Dalam Rapat kerja dengan Komisi IV di Kompleks Parlemen, Jakarta, Pada Rabu 30 Agustus 2023, Sudin menanyakan perihal perbedaan antara data dan fakta tersebut.
Merespons pertanyaan tersebut, Direktur Prasarana dan Sarana Pertanian (PSP) Kementan, Ali Jamil, menuturkan bahwa awalnya Kementan mengalokasikan sebesar 7,85 juta ton pupuk subsidi untuk seluruh kabupaten/kota. Namun, karena anggaran untuk pupuk yang dimiliki hanya sekitar Rp.25 triliun, maka angka yang ada di kontrak berbeda, yakni 6,68 juta ton.
Melihat kurangnya anggaran pupuk, Kementan sudah mengusulkan untuk meminta tambahan anggaran pupuk ke Menteri Keuangan (Menkeu), Sri Mulyani Indrawati. Adapun, permohonan tambahan anggaran sudah dikirimkan guna memenuhi kontrak yang telah dilakukan dengan Pupuk Indonesia. Adapun, nasib selisih sekitar 1,17 juta ton pupuk subsidi dipertanyakan oleh Sudin.
Kecurigaan Sudin tentang alokasi pupuk subsidi yang seharusnya didistribusikan untuk daerah. Apakah Akan di pending, dijual non-subsidi, atau untuk apa?karena masalah ini harus jelas.
Menjawab hal tersebut, Ali mengaku sedang membahas masalah tersebut bersama Direktorat Jenderal Anggaran (DJA) Kemenkeu. Pasalnya, kurangnya anggaran pupuk terjadi lantaran Harga Pokok Penjualan (HPP) yang digunakan untuk menghitung anggaran 2023 masih menggunakan HPP dua tahun sebelumnya, sehingga Badan Pemeriksa Keuangan (BPK) dalam auditnya menemukan selisih harga.
Demikian fakta dari kisruhnya kelangkaan pupuk subsidi yang kembali terjadi saat ini. Fakta ini menunjukkan abainya negara dalam memberikan pelayanan kepada para petani.
Bagaimana pandangan Islam- soal langkanya pupuk hingga terjadinya kekisruhan ini?
Sangat berbeda dengan negara yang menerapkan (hukum) Islam secara keseluruhan dalam menangani kasus seperti diatas. Di dalam negara lslam, tentu negara akan mengurus para petani sesuai dengan tuntunan syariah bukan dengan paradigma monopoli ala kapitalisme saat ini.

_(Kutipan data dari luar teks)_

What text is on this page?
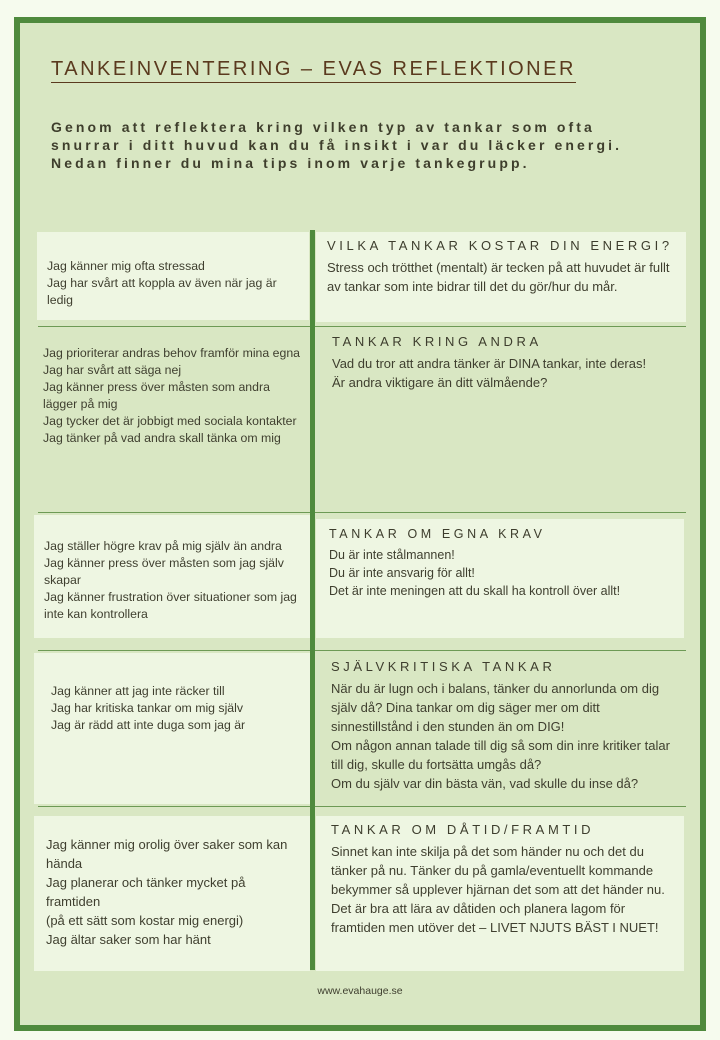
TANKEINVENTERING – EVAS REFLEKTIONER
Genom att reflektera kring vilken typ av tankar som ofta
snurrar i ditt huvud kan du få insikt i var du läcker energi.
Nedan finner du mina tips inom varje tankegrupp.
Jag känner mig ofta stressad
Jag har svårt att koppla av även när jag är ledig
VILKA TANKAR KOSTAR DIN ENERGI?
Stress och trötthet (mentalt) är tecken på att huvudet är fullt av tankar som inte bidrar till det du gör/hur du mår.
Jag prioriterar andras behov framför mina egna
Jag har svårt att säga nej
Jag känner press över måsten som andra lägger på mig
Jag tycker det är jobbigt med sociala kontakter
Jag tänker på vad andra skall tänka om mig
TANKAR KRING ANDRA
Vad du tror att andra tänker är DINA tankar, inte deras!
Är andra viktigare än ditt välmående?
Jag ställer högre krav på mig själv än andra
Jag känner press över måsten som jag själv skapar
Jag känner frustration över situationer som jag inte kan kontrollera
TANKAR OM EGNA KRAV
Du är inte stålmannen!
Du är inte ansvarig för allt!
Det är inte meningen att du skall ha kontroll över allt!
Jag känner att jag inte räcker till
Jag har kritiska tankar om mig själv
Jag är rädd att inte duga som jag är
SJÄLVKRITISKA TANKAR
När du är lugn och i balans, tänker du annorlunda om dig själv då? Dina tankar om dig säger mer om ditt sinnestillstånd i den stunden än om DIG!
Om någon annan talade till dig så som din inre kritiker talar till dig, skulle du fortsätta umgås då?
Om du själv var din bästa vän, vad skulle du inse då?
Jag känner mig orolig över saker som kan hända
Jag planerar och tänker mycket på framtiden
(på ett sätt som kostar mig energi)
Jag ältar saker som har hänt
TANKAR OM DÅTID/FRAMTID
Sinnet kan inte skilja på det som händer nu och det du tänker på nu. Tänker du på gamla/eventuellt kommande bekymmer så upplever hjärnan det som att det händer nu. Det är bra att lära av dåtiden och planera lagom för framtiden men utöver det – LIVET NJUTS BÄST I NUET!
www.evahauge.se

Islam sangat memperhatikan dalam bidang pertanian, karena bidang ini sangat dibutuhkan oleh umat manusia dan hewan untuk memenuhi kebutuhan pangannya.

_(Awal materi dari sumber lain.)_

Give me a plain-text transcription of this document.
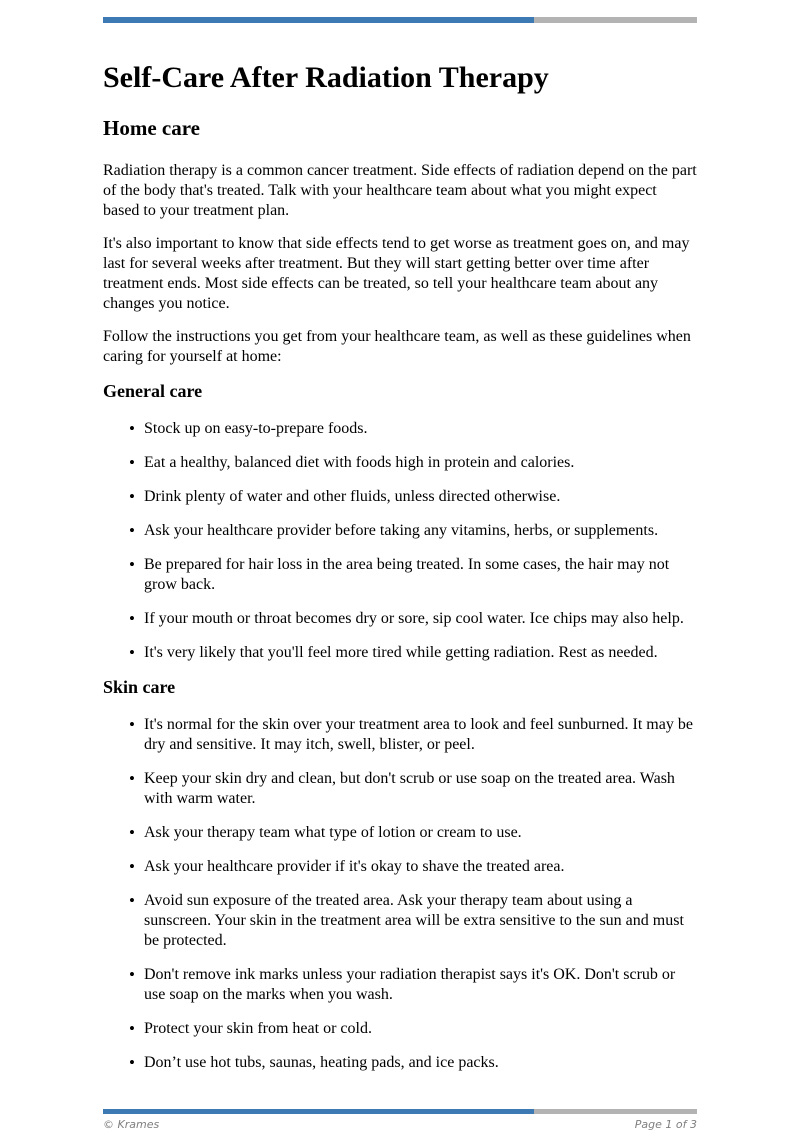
Self-Care After Radiation Therapy
Home care

Radiation therapy is a common cancer treatment. Side effects of radiation depend on the part of the body that's treated. Talk with your healthcare team about what you might expect based to your treatment plan.

It's also important to know that side effects tend to get worse as treatment goes on, and may last for several weeks after treatment. But they will start getting better over time after treatment ends. Most side effects can be treated, so tell your healthcare team about any changes you notice.

Follow the instructions you get from your healthcare team, as well as these guidelines when caring for yourself at home:

General care
• Stock up on easy-to-prepare foods.
• Eat a healthy, balanced diet with foods high in protein and calories.
• Drink plenty of water and other fluids, unless directed otherwise.
• Ask your healthcare provider before taking any vitamins, herbs, or supplements.
• Be prepared for hair loss in the area being treated. In some cases, the hair may not grow back.
• If your mouth or throat becomes dry or sore, sip cool water. Ice chips may also help.
• It's very likely that you'll feel more tired while getting radiation. Rest as needed.
Skin care
• It's normal for the skin over your treatment area to look and feel sunburned. It may be dry and sensitive. It may itch, swell, blister, or peel.
• Keep your skin dry and clean, but don't scrub or use soap on the treated area. Wash with warm water.
• Ask your therapy team what type of lotion or cream to use.
• Ask your healthcare provider if it's okay to shave the treated area.
• Avoid sun exposure of the treated area. Ask your therapy team about using a sunscreen. Your skin in the treatment area will be extra sensitive to the sun and must be protected.
• Don't remove ink marks unless your radiation therapist says it's OK. Don't scrub or use soap on the marks when you wash.
• Protect your skin from heat or cold.
• Don’t use hot tubs, saunas, heating pads, and ice packs.
© Krames	Page 1 of 3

Bahkan lebih dari itu Islam memberikan dorongan ruhiah yang besar untuk bertani dan berladang karena Rasulullah saw. Pernah bersabda :
“… Tidaklah seorang muslim menanam sebatang pohon (berkebun) atau menanam sebutir biji (bertani), lalu sebagian hasilnya dimakan oleh burung, manusia, atau binatang. Melainkan baginya ada pahala sedekah.”
(HR. Bukhari, Muslim, at- Tirmidzi dan Ahmad)
Maka negara dengan penerapan islam kaffah (keseluruhan) akan menjamin pemenuhan pangan bagi seluruh individu rakyatnya. Dan negara akan bertanggung jawab untuk mendorong produksi pertanian agar berjalan maksimal.
Negara akan memberikan bantuan modal dan sarana produksi pertanian. Dan membangun infrastruktur pemdukung pertanian. Tidak hanya itu, negara akan memberikan pupuk subsidi secara gratis kepada para petani, agar dapat mengelolah lahan pertanian secara maksimal.
Di dalam Daulah (negara) Islam, urusan pertanian masuk dalam Departemen Kemaslahatan Umat Biro Pertanian. Biro ini merupakan pembantu negara atau pegawai negara untuk menangani secara teknis kebutuhan- kebutuhan umat.
Maka dalam hal ini, seorang pemimpin negara (khalifah) pun akan memastikan pejabatnya adalah orang yang amanah. Sehingga tidak akan ditemui keculasan sebagaimana di sistem kapitalisme saat ini.
Biro pertanian akan mencatat siapa saja yang membutuhkan bantuan agar distribusi pupuk subsidi dan sarana produksi pertanian tepat sasaran. Semua ini diberikan dengan orientasi pelayanan bukan untuk mencari untung. Sebab Rasulullah saw. Bersabda : “Imam (khalifah) adalah raain (Pengurus rakyat) dan ia bertanggung jawab atas pengurusan rakyatnya.” (HR. Al- Bukhari)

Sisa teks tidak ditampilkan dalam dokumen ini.